White House Withheld Report From Top Intel Officers

Multiple sources within the Office of the Director of National Intelligence tell The Atlantic that the office, which employs about 1,500 people including the director himself, never received the report. The White House would not comment on how it was distributed, but Assistant Press Secretary Tommy Vietor said, "The study you reference was shared with DNI Blair, who provided us comments on the findings." However, the findings are only a brief summary of the report's unclassified sections; they are also freely available on Politico's website. The full report, which is classified, has not been shared.
Although it was established in April 2005 to head the U.S. intelligence community, the DNI has struggled because it has little power to assert its authority. The intelligence community, which includes such entrenched institutions as the CIA, has resisted the DNI's oversight. As a result, the DNI has been hampered by distracting turf wars and inter-agency disputes. The Obama administration entered office facing a dilemma: whether to reassert the DNI as the leader of the community or to scale the office down into a more modest role.

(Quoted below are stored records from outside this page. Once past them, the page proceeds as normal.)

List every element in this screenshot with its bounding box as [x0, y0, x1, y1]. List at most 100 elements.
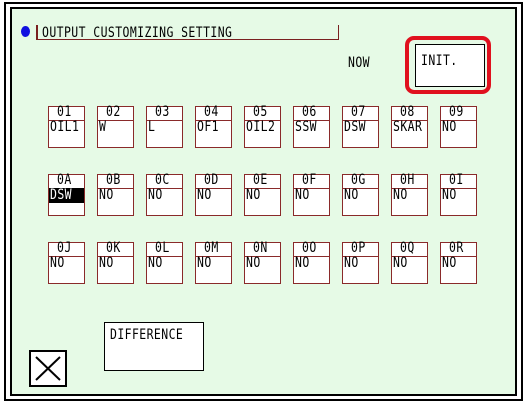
status-indicator-icon: [21, 26, 30, 37]
difference-button[interactable]: DIFFERENCE: [104, 322, 204, 371]
output-cell-0r[interactable]: 0R NO: [440, 240, 477, 284]
output-code-text: 0K: [106, 240, 121, 256]
output-code-text: 02: [106, 104, 121, 120]
output-value: NO: [294, 187, 329, 203]
output-value-text: NO: [50, 255, 65, 271]
output-code-text: 0F: [302, 172, 317, 188]
output-cell-0e[interactable]: 0E NO: [244, 172, 281, 216]
output-value-text: NO: [197, 255, 212, 271]
output-code-text: 0M: [204, 240, 219, 256]
output-value: NO: [196, 255, 231, 271]
close-button[interactable]: [29, 350, 67, 387]
output-code-text: 08: [400, 104, 415, 120]
output-cell-0m[interactable]: 0M NO: [195, 240, 232, 284]
output-value: NO: [343, 255, 378, 271]
output-cell-0a[interactable]: 0A DSW: [48, 172, 85, 216]
output-code-text: 0R: [449, 240, 464, 256]
output-value-text: NO: [442, 255, 457, 271]
output-code-text: 0D: [204, 172, 219, 188]
output-value: NO: [441, 255, 476, 271]
output-value: SSW: [294, 119, 329, 135]
output-value-text: NO: [295, 187, 310, 203]
output-cell-0h[interactable]: 0H NO: [391, 172, 428, 216]
output-value-text: W: [99, 119, 107, 135]
page-title: OUTPUT CUSTOMIZING SETTING: [42, 25, 233, 41]
output-code-text: 09: [449, 104, 464, 120]
output-customizing-screen: OUTPUT CUSTOMIZING SETTING NOW INIT. DIF…: [0, 0, 527, 403]
output-value: SKAR: [392, 119, 427, 135]
output-value: OF1: [196, 119, 231, 135]
output-value-text: NO: [148, 187, 163, 203]
output-cell-0c[interactable]: 0C NO: [146, 172, 183, 216]
output-code-text: 03: [155, 104, 170, 120]
output-code-text: 0O: [302, 240, 317, 256]
output-code-text: 0L: [155, 240, 170, 256]
output-value-text: NO: [393, 255, 408, 271]
output-code-text: 01: [57, 104, 72, 120]
output-value: NO: [245, 187, 280, 203]
output-code-text: 0B: [106, 172, 121, 188]
difference-button-label: DIFFERENCE: [110, 327, 184, 343]
output-cell-0p[interactable]: 0P NO: [342, 240, 379, 284]
output-value-text: NO: [99, 255, 114, 271]
output-code-text: 0E: [253, 172, 268, 188]
output-value: DSW: [343, 119, 378, 135]
output-value-text: NO: [246, 255, 261, 271]
output-code-text: 0N: [253, 240, 268, 256]
output-value-text: L: [148, 119, 156, 135]
output-value: OIL2: [245, 119, 280, 135]
output-cell-04[interactable]: 04 OF1: [195, 104, 232, 148]
output-value-text: NO: [344, 187, 359, 203]
output-cell-09[interactable]: 09 NO: [440, 104, 477, 148]
output-value: NO: [147, 187, 182, 203]
output-cell-0i[interactable]: 0I NO: [440, 172, 477, 216]
output-cell-0o[interactable]: 0O NO: [293, 240, 330, 284]
output-code-text: 05: [253, 104, 268, 120]
output-value-text: NO: [99, 187, 114, 203]
output-value-text: NO: [295, 255, 310, 271]
output-cell-0k[interactable]: 0K NO: [97, 240, 134, 284]
output-cell-02[interactable]: 02 W: [97, 104, 134, 148]
output-cell-0b[interactable]: 0B NO: [97, 172, 134, 216]
output-code-text: 0I: [449, 172, 464, 188]
output-value: NO: [245, 255, 280, 271]
output-value-text: NO: [442, 187, 457, 203]
output-cell-0g[interactable]: 0G NO: [342, 172, 379, 216]
output-cell-03[interactable]: 03 L: [146, 104, 183, 148]
output-cell-01[interactable]: 01 OIL1: [48, 104, 85, 148]
output-value-text: NO: [393, 187, 408, 203]
output-code-text: 04: [204, 104, 219, 120]
output-code-text: 0Q: [400, 240, 415, 256]
output-value-text: NO: [442, 119, 457, 135]
output-value-text: DSW: [50, 187, 72, 203]
output-value-text: NO: [344, 255, 359, 271]
init-highlight-marker: [405, 36, 491, 94]
output-code-text: 0C: [155, 172, 170, 188]
output-value: NO: [441, 119, 476, 135]
output-cell-07[interactable]: 07 DSW: [342, 104, 379, 148]
output-code-text: 0H: [400, 172, 415, 188]
output-cell-0l[interactable]: 0L NO: [146, 240, 183, 284]
output-cell-0n[interactable]: 0N NO: [244, 240, 281, 284]
output-value-text: OIL2: [246, 119, 276, 135]
output-value-text: SKAR: [393, 119, 423, 135]
output-cell-0d[interactable]: 0D NO: [195, 172, 232, 216]
output-cell-0f[interactable]: 0F NO: [293, 172, 330, 216]
output-value: NO: [441, 187, 476, 203]
output-value: NO: [294, 255, 329, 271]
output-cell-06[interactable]: 06 SSW: [293, 104, 330, 148]
output-value: NO: [392, 187, 427, 203]
output-value-text: SSW: [295, 119, 317, 135]
output-code-text: 07: [351, 104, 366, 120]
output-cell-05[interactable]: 05 OIL2: [244, 104, 281, 148]
close-icon: [35, 356, 61, 381]
output-code-text: 0J: [57, 240, 72, 256]
output-cell-0q[interactable]: 0Q NO: [391, 240, 428, 284]
output-value-text: NO: [148, 255, 163, 271]
output-value: OIL1: [49, 119, 84, 135]
output-cell-08[interactable]: 08 SKAR: [391, 104, 428, 148]
output-value: DSW: [49, 187, 84, 203]
output-value-text: NO: [246, 187, 261, 203]
now-label: NOW: [348, 55, 370, 71]
output-cell-0j[interactable]: 0J NO: [48, 240, 85, 284]
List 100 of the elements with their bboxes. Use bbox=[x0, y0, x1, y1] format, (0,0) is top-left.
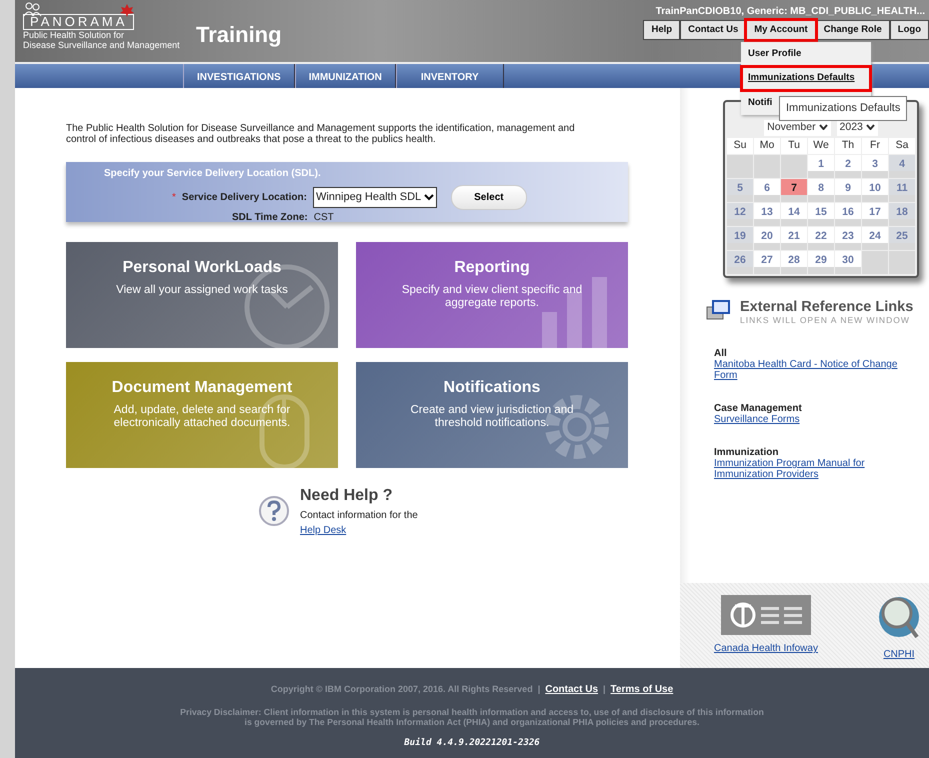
globe-magnifier-icon bbox=[877, 595, 921, 641]
footer-link[interactable]: Contact Us bbox=[545, 684, 598, 695]
calendar-day[interactable]: 28 bbox=[781, 250, 807, 274]
select-button[interactable]: Select bbox=[451, 185, 527, 210]
header-button[interactable]: My Account bbox=[746, 20, 816, 40]
intro-text: The Public Health Solution for Disease Surveillance and Management supports the identification, management and control of infectious diseases and outbreaks that pose a threat to the publics health. bbox=[66, 123, 576, 145]
reference-link[interactable]: Immunization Program Manual for Immunization Providers bbox=[714, 458, 909, 480]
section-title: External Reference Links bbox=[740, 300, 914, 314]
tooltip: Immunizations Defaults bbox=[779, 96, 908, 120]
help-icon bbox=[258, 495, 290, 527]
dashboard-tile[interactable]: Document Management Add, update, delete and search for electronically attached documents. bbox=[66, 362, 338, 468]
weekday-label: We bbox=[808, 138, 834, 154]
tile-description: Create and view jurisdiction and threshold notifications. bbox=[409, 404, 574, 430]
chevron-icon bbox=[424, 194, 434, 201]
people-icon bbox=[23, 2, 43, 17]
month-select[interactable]: November bbox=[764, 120, 831, 136]
calendar-day[interactable]: 8 bbox=[808, 178, 834, 202]
menu-item[interactable]: Immunizations Defaults bbox=[741, 66, 871, 90]
calendar-day[interactable]: 10 bbox=[862, 178, 888, 202]
tile-title: Personal WorkLoads bbox=[122, 258, 282, 278]
help-text: Contact information for the bbox=[300, 509, 418, 523]
year-select[interactable]: 2023 bbox=[836, 120, 878, 136]
nav-tab[interactable]: INVESTIGATIONS bbox=[183, 64, 295, 88]
calendar-day[interactable]: 27 bbox=[754, 250, 780, 274]
tile-title: Notifications bbox=[442, 378, 542, 398]
calendar-day[interactable]: 30 bbox=[835, 250, 861, 274]
section-subtitle: LINKS WILL OPEN A NEW WINDOW bbox=[740, 314, 911, 326]
windows-icon bbox=[706, 300, 730, 320]
nav-tab[interactable]: INVENTORY bbox=[396, 64, 504, 88]
calendar-day[interactable]: 4 bbox=[889, 154, 915, 178]
environment-title: Training bbox=[196, 21, 282, 49]
logo-subtitle: Disease Surveillance and Management bbox=[23, 40, 181, 50]
dashboard-tile[interactable]: Notifications Create and view jurisdiction and threshold notifications. bbox=[356, 362, 628, 468]
chevron-icon bbox=[866, 124, 875, 130]
calendar-day[interactable]: 20 bbox=[754, 226, 780, 250]
privacy-text: is governed by The Personal Health Information Act (PHIA) and organizational PHIA policies and procedures. bbox=[244, 717, 700, 727]
tile-title: Reporting bbox=[453, 258, 531, 278]
reference-link[interactable]: Surveillance Forms bbox=[714, 414, 909, 426]
calendar-day[interactable]: 3 bbox=[862, 154, 888, 178]
copyright-text: Copyright © IBM Corporation 2007, 2016. All Rights Reserved bbox=[270, 684, 533, 694]
logo-subtitle: Public Health Solution for bbox=[23, 30, 126, 40]
header-button[interactable]: Logo bbox=[890, 20, 929, 40]
field-value: CST bbox=[314, 211, 334, 225]
calendar-day[interactable]: 9 bbox=[835, 178, 861, 202]
location-select[interactable]: Winnipeg Health SDL bbox=[312, 187, 438, 208]
calendar-day[interactable]: 23 bbox=[835, 226, 861, 250]
tile-description: Add, update, delete and search for electronically attached documents. bbox=[112, 404, 292, 430]
calendar-day[interactable]: 13 bbox=[754, 202, 780, 226]
field-label: Service Delivery Location: bbox=[182, 191, 307, 205]
group-heading: All bbox=[714, 348, 728, 360]
footer-link[interactable]: Terms of Use bbox=[610, 684, 674, 695]
calendar-day[interactable]: 24 bbox=[862, 226, 888, 250]
weekday-label: Tu bbox=[781, 138, 807, 154]
calendar-day[interactable]: 17 bbox=[862, 202, 888, 226]
build-number: Build 4.4.9.20221201-2326 bbox=[403, 737, 541, 750]
calendar-day[interactable]: 22 bbox=[808, 226, 834, 250]
calendar-day[interactable]: 12 bbox=[727, 202, 753, 226]
menu-item[interactable]: User Profile bbox=[741, 42, 871, 66]
calendar-day[interactable]: 2 bbox=[835, 154, 861, 178]
calendar-day[interactable]: 1 bbox=[808, 154, 834, 178]
header-button[interactable]: Change Role bbox=[816, 20, 890, 40]
calendar-day[interactable]: 15 bbox=[808, 202, 834, 226]
separator: | bbox=[603, 684, 606, 694]
dashboard-tile[interactable]: Reporting Specify and view client specific and aggregate reports. bbox=[356, 242, 628, 348]
calendar-day[interactable]: 14 bbox=[781, 202, 807, 226]
calendar-day[interactable]: 21 bbox=[781, 226, 807, 250]
logo-text: PANORAMA bbox=[23, 14, 134, 30]
calendar-day[interactable]: 7 bbox=[781, 178, 807, 202]
group-heading: Case Management bbox=[714, 403, 803, 414]
help-desk-link[interactable]: Help Desk bbox=[300, 525, 346, 536]
calendar-day[interactable]: 16 bbox=[835, 202, 861, 226]
calendar-day[interactable]: 29 bbox=[808, 250, 834, 274]
help-title: Need Help ? bbox=[300, 486, 394, 506]
header-button[interactable]: Help bbox=[643, 20, 680, 40]
tile-description: View all your assigned work tasks bbox=[115, 284, 289, 297]
calendar-day[interactable]: 19 bbox=[727, 226, 753, 250]
calendar-day[interactable]: 25 bbox=[889, 226, 915, 250]
privacy-text: Privacy Disclaimer: Client information in this system is personal health information and access to, use of and disclosure of this information bbox=[179, 707, 765, 717]
calendar-day[interactable]: 18 bbox=[889, 202, 915, 226]
group-heading: Immunization bbox=[714, 447, 780, 458]
dashboard-tile[interactable]: Personal WorkLoads View all your assigned work tasks bbox=[66, 242, 338, 348]
header-button[interactable]: Contact Us bbox=[680, 20, 746, 40]
field-label: SDL Time Zone: bbox=[232, 211, 308, 225]
weekday-label: Sa bbox=[889, 138, 915, 154]
weekday-label: Su bbox=[727, 138, 753, 154]
weekday-label: Fr bbox=[862, 138, 888, 154]
weekday-label: Th bbox=[835, 138, 861, 154]
nav-tab[interactable]: IMMUNIZATION bbox=[294, 64, 396, 88]
partner-link[interactable]: CNPHI bbox=[883, 647, 915, 662]
calendar-day[interactable]: 11 bbox=[889, 178, 915, 202]
calendar-day[interactable]: 26 bbox=[727, 250, 753, 274]
calendar-day[interactable]: 5 bbox=[727, 178, 753, 202]
partner-link[interactable]: Canada Health Infoway bbox=[714, 641, 818, 656]
tile-title: Document Management bbox=[110, 378, 294, 398]
calendar-day[interactable]: 6 bbox=[754, 178, 780, 202]
maple-leaf-icon bbox=[120, 4, 134, 17]
chevron-icon bbox=[818, 124, 828, 130]
reference-link[interactable]: Manitoba Health Card - Notice of Change Form bbox=[714, 359, 909, 382]
required-mark: * bbox=[172, 191, 176, 205]
weekday-label: Mo bbox=[754, 138, 780, 154]
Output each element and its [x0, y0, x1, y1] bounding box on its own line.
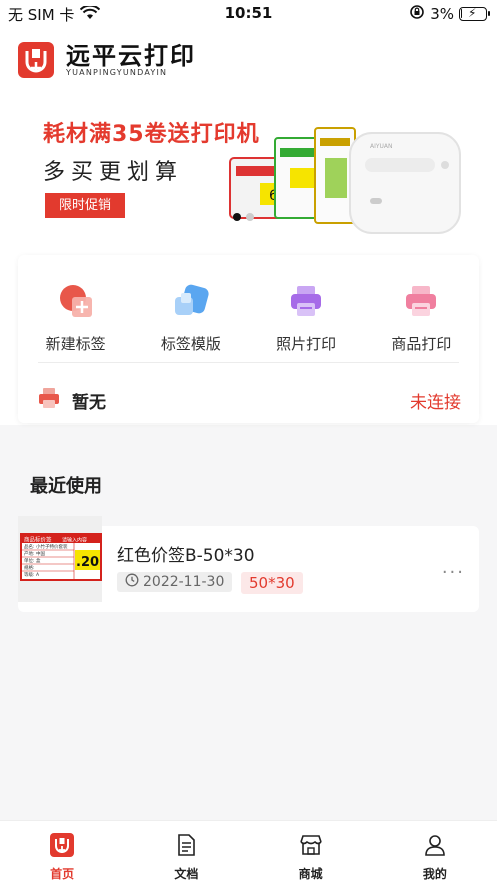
clock-icon	[125, 573, 139, 591]
new-label-label: 新建标签	[45, 335, 106, 353]
function-card: 新建标签 标签模版 照片打印 商品打印 暂无 未连接	[18, 255, 479, 423]
divider	[38, 362, 459, 363]
battery-icon: ⚡	[459, 6, 490, 21]
thumb-price: .20	[76, 555, 99, 570]
logo-title: 远平云打印	[66, 40, 196, 70]
photo-print-label: 照片打印	[276, 335, 337, 353]
battery-fill	[461, 9, 462, 18]
new-label-button[interactable]: 新建标签	[18, 283, 133, 353]
thumb-row: 单位: 盒	[24, 557, 41, 564]
thumb-row: 产地: 中国	[24, 550, 45, 557]
product-print-label: 商品打印	[391, 335, 452, 353]
app-logo-icon	[18, 42, 54, 78]
tab-home-label: 首页	[50, 867, 75, 881]
banner-subtitle: 多买更划算	[43, 160, 184, 185]
thumb-header: 商品标价签	[24, 536, 52, 544]
thumb-row: 等级: A	[24, 571, 40, 578]
label-template-button[interactable]: 标签模版	[133, 283, 248, 353]
tab-home[interactable]: 首页	[0, 821, 124, 883]
battery-percent: 3%	[430, 5, 454, 23]
product-print-button[interactable]: 商品打印	[364, 283, 479, 353]
logo-subtitle: YUANPINGYUNDAYIN	[66, 67, 168, 77]
store-icon	[299, 833, 323, 861]
thumb-row: 规格:	[24, 564, 35, 571]
new-label-icon	[58, 283, 94, 319]
size-tag: 50*30	[241, 572, 303, 594]
status-bar: 无 SIM 卡 10:51 3% ⚡	[0, 0, 497, 26]
label-template-icon	[173, 283, 209, 319]
tab-documents-label: 文档	[174, 867, 199, 881]
printer-name: 暂无	[72, 392, 106, 413]
tab-profile-label: 我的	[422, 867, 447, 881]
recent-section-title: 最近使用	[30, 476, 102, 497]
price-tag-preview: 商品标价签 请输入内容 品名: 小竹子特价套装 产地: 中国 单位: 盒 规格:…	[20, 533, 102, 581]
label-template-label: 标签模版	[160, 335, 221, 353]
thumb-header-right: 请输入内容	[62, 537, 87, 544]
banner-printer-brand: AIYUAN	[370, 143, 393, 150]
home-screen: 无 SIM 卡 10:51 3% ⚡ 远平云打印 YUANPINGYUNDAYI…	[0, 0, 497, 883]
app-header: 远平云打印 YUANPINGYUNDAYIN	[18, 40, 196, 80]
document-icon	[174, 833, 198, 861]
recent-item-date: 2022-11-30	[143, 574, 225, 590]
promo-button[interactable]: 限时促销	[45, 193, 125, 218]
tab-store-label: 商城	[298, 867, 323, 881]
photo-print-button[interactable]: 照片打印	[249, 283, 364, 353]
printer-product-image: 6 AIYUAN	[220, 118, 470, 248]
carousel-dot[interactable]	[233, 213, 241, 221]
recent-item-name: 红色价签B-50*30	[117, 546, 255, 566]
tab-profile[interactable]: 我的	[373, 821, 497, 883]
tab-documents[interactable]: 文档	[124, 821, 248, 883]
promo-banner[interactable]: 耗材满35卷送打印机 多买更划算 限时促销 6 AIYUAN	[0, 98, 497, 248]
thumb-row: 品名: 小竹子特价套装	[24, 543, 68, 550]
carousel-dot[interactable]	[246, 213, 254, 221]
connection-status[interactable]: 未连接	[410, 388, 461, 413]
printer-connection-row[interactable]: 暂无 未连接	[38, 385, 461, 415]
tab-store[interactable]: 商城	[249, 821, 373, 883]
home-icon	[50, 833, 75, 861]
date-tag: 2022-11-30	[117, 572, 233, 592]
recent-item[interactable]: 商品标价签 请输入内容 品名: 小竹子特价套装 产地: 中国 单位: 盒 规格:…	[18, 516, 479, 612]
user-icon	[423, 833, 447, 861]
rotation-lock-icon	[409, 4, 425, 24]
product-print-icon	[403, 283, 439, 319]
more-options-button[interactable]: ···	[442, 562, 465, 583]
bottom-tab-bar: 首页 文档 商城 我的	[0, 820, 497, 883]
printer-icon	[38, 387, 60, 413]
label-thumbnail: 商品标价签 请输入内容 品名: 小竹子特价套装 产地: 中国 单位: 盒 规格:…	[18, 516, 102, 602]
app-logo-text: 远平云打印 YUANPINGYUNDAYIN	[66, 40, 196, 77]
function-grid: 新建标签 标签模版 照片打印 商品打印	[18, 283, 479, 353]
carousel-indicator	[233, 213, 254, 221]
photo-print-icon	[288, 283, 324, 319]
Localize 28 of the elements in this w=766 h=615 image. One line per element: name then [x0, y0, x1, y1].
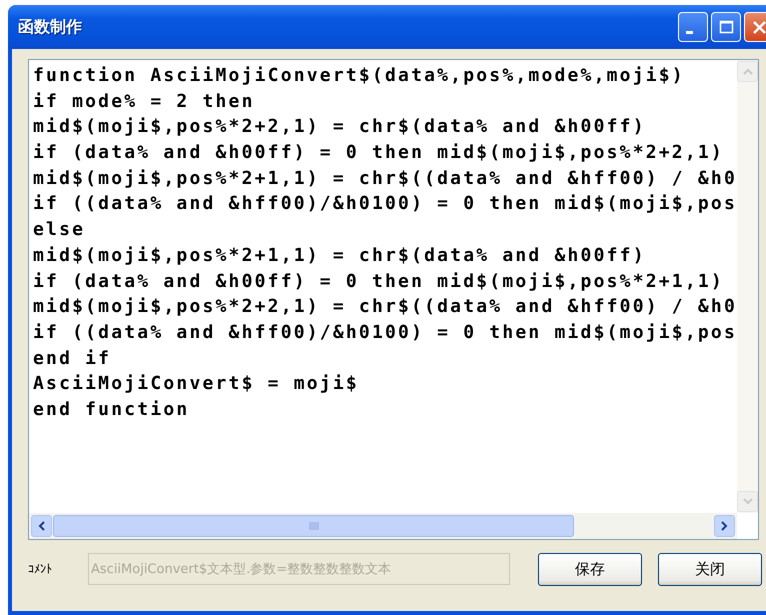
code-editor[interactable] [28, 59, 759, 540]
code-line: mid$(moji$,pos%*2+1,1) = chr$((data% and &hff00) / &h0 [33, 166, 737, 191]
code-line: if mode% = 2 then [33, 90, 256, 114]
dialog-button[interactable]: 保存 [538, 552, 642, 586]
code-line: if (data% and &h00ff) = 0 then mid$(moji$,pos%*2+2,1) [33, 141, 725, 166]
code-line: AsciiMojiConvert$ = moji$ [33, 372, 360, 396]
code-line: end if [33, 346, 112, 371]
maximize-button[interactable] [711, 12, 741, 42]
code-line: function AsciiMojiConvert$(data%,pos%,mode%,moji$) [33, 64, 686, 88]
window-title: 函数制作 [18, 16, 82, 38]
close-button[interactable] [744, 12, 766, 42]
minimize-icon [686, 30, 693, 34]
code-line: end function [33, 398, 190, 422]
code-line: else [33, 218, 86, 242]
code-line: mid$(moji$,pos%*2+2,1) = chr$((data% and &hff00) / &h0 [33, 295, 737, 320]
code-line: mid$(moji$,pos%*2+2,1) = chr$(data% and &h00ff) [33, 115, 647, 140]
code-line: mid$(moji$,pos%*2+1,1) = chr$(data% and &h00ff) [33, 244, 647, 268]
dialog-button[interactable]: 关闭 [658, 552, 762, 586]
scroll-right-button[interactable] [714, 515, 735, 537]
code-line: if ((data% and &hff00)/&h0100) = 0 then mid$(moji$,pos [33, 192, 737, 216]
code-line: if ((data% and &hff00)/&h0100) = 0 then mid$(moji$,pos [33, 320, 737, 345]
grip-icon [308, 522, 319, 530]
horizontal-scrollbar[interactable] [29, 513, 737, 539]
scroll-left-button[interactable] [31, 515, 52, 537]
comment-label: ｺﾒﾝﾄ [28, 562, 53, 576]
scrollbar-thumb[interactable] [53, 515, 574, 537]
code-line: if (data% and &h00ff) = 0 then mid$(moji$,pos%*2+1,1) [33, 270, 725, 294]
minimize-button[interactable] [678, 12, 708, 42]
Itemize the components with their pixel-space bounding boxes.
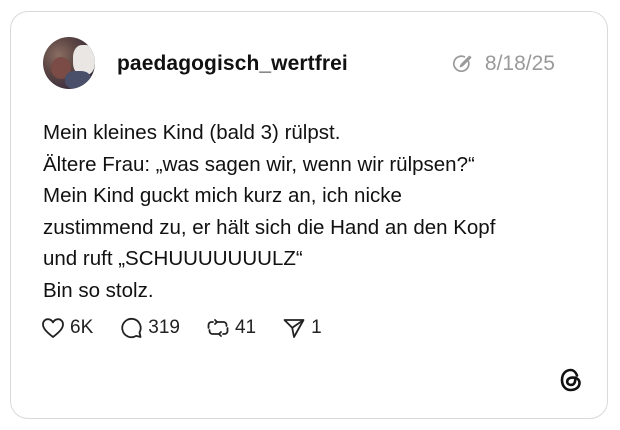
post-text-line: Bin so stolz. [43,278,154,302]
edited-pencil-icon [451,53,473,75]
repost-button[interactable]: 41 [206,317,256,339]
heart-icon [41,317,65,339]
speech-bubble-icon [119,317,143,339]
action-bar: 6K 319 41 1 [41,317,348,339]
repost-count: 41 [234,317,257,338]
avatar[interactable] [43,37,95,89]
like-count: 6K [70,317,94,338]
post-text-line: Ältere Frau: „was sagen wir, wenn wir rü… [43,152,475,176]
reply-count: 319 [148,317,180,338]
share-count: 1 [311,317,322,338]
post-text-line: und ruft „SCHUUUUUUULZ“ [43,247,303,270]
paper-plane-icon [282,317,306,339]
post-text-line: Mein kleines Kind (bald 3) rülpst. [43,121,341,144]
post-date: 8/18/25 [484,52,555,75]
threads-logo-icon[interactable] [557,366,585,394]
post-meta: 8/18/25 [451,52,555,76]
post-text-line: zustimmend zu, er hält sich die Hand an … [43,215,496,239]
share-button[interactable]: 1 [282,317,322,339]
post-card: paedagogisch_wertfrei 8/18/25 Mein klein… [10,11,608,419]
post-text: Mein kleines Kind (bald 3) rülpst. Älter… [43,117,583,306]
like-button[interactable]: 6K [41,317,93,339]
reply-button[interactable]: 319 [119,317,180,339]
repost-arrows-icon [206,317,230,339]
post-text-line: Mein Kind guckt mich kurz an, ich nicke [43,184,402,207]
username[interactable]: paedagogisch_wertfrei [117,52,348,76]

Blair, as well as key congressional leaders, have pushed for the DNI to take the leadership role. President Obama has publicly made a similar case, saying that the DNI should be "the leader of our intelligence community." The PIAB also takes this position, insisting the DNI be given "acknowledged" authority. Its findings state:
The IC [intelligence community] cannot continue to be an amalgam of independent and specialized agencies, each operating according to its own premises and policies. The very intent of the Intelligence Reform and Terrorism Prevention Act (IRTPA) [which established the DNI] was to provide for the effective integration of the IC. This has not yet happened. For the IC to function effectively and deliver credible and timely intelligence, it needs an acknowledged leader. This should be the DNI.
However, there is a second strain of thought about the DNI, one that suggests it would function better as a coordinator and facilitator working on behalf of the intelligence agencies. In an April 28 memo, Under Secretary of Defense James Clapper, whom the White House has since nominated to become the next DNI, argued for this role. Perhaps unsurprisingly, this view is also often expressed by members of the intelligence community, who would rather have a DNI that works on their behalf as a coordinator agency than a DNI that works against them as an oversight agency.
Though Obama advocated for a strong DNI when announcing Clapper's nomination, in practice he has favored the second approach, forcing the DNI to relinquish key authorities over the CIA and de-emphasizing the DNI's oversight role. The White House has also declined to aid the DNI in its ongoing struggle with the Department of Defense. Both offices share oversight of multiple intelligence agencies, including the National Security Agency and Defense Intelligence Agency. Congress designed the DNI to supersede the Pentagon's authority of these agencies, but, lacking White House support, the DNI has been unable to complete tasks as simple as counting the number of foreign-language speakers in the agencies it supposedly oversees. Were Clapper to become the next DNI, he would probably be more willing to concede oversight authority to Secretary of Defense Robert Gates, who is Clapper's current boss, and to the Pentagon, of which he is currently a high-ranking official.
Congress commissioned the PIAB report late last year as part of the 2010 Department of Defense Appropriations Act, requiring the board to evaluate the DNI and offer proposals for improving it. Though the White House is not required to share the report with DNI, it would be of obvious interest to the struggling office, and especially to Director Blair in the difficult weeks before he was asked to resign. The report was delivered on April 1, 2010, to the House and Senate intelligence committees, which oversee the DNI and must approve its new director. Since then, Senate Intelligence Committee chairwoman Dianne Feinstein has increasingly called for the DNI to be strengthened and given a firmer leadership role. The Senate committee's ranking Republican, Kit Bond, has expressed similar concerns, lamenting that "the DNI does not have the statutory authority and he obviously doesn't have the support of the White House." Their hesitancy about approving Clapper and opposition to Clapper's argument for a downsized DNI have threatened to delay his confirmation.
Had the White House shared the report with the DNI, hundreds of intelligence officials who would have read it may have joined Feinstein in pushing for a strengthened DNI. Sharing the report would also have complicated any future efforts to disempower the office, as Clapper appears likely to do. But the report addresses much more than the question of whether to strengthen or reduce the DNI's oversight authority. It also gives advice on how to streamline the office, how to better coordinate among agencies, and how to improve the DNI's core mission of facilitating intelligence-sharing -- failures at which may have contributed to allowing failed Christmas day attacker Umar Farouk Abdulmutallab on his flight.
The DNI may in fact function better as a scaled-back coordinator agency rather than as the managerial oversight agency it was initially designed to be. However, at the moment, it lacks both a director and the PIAB report advising how to best do its job. Without those key tools, it is likely to struggle in whatever role it is assigned.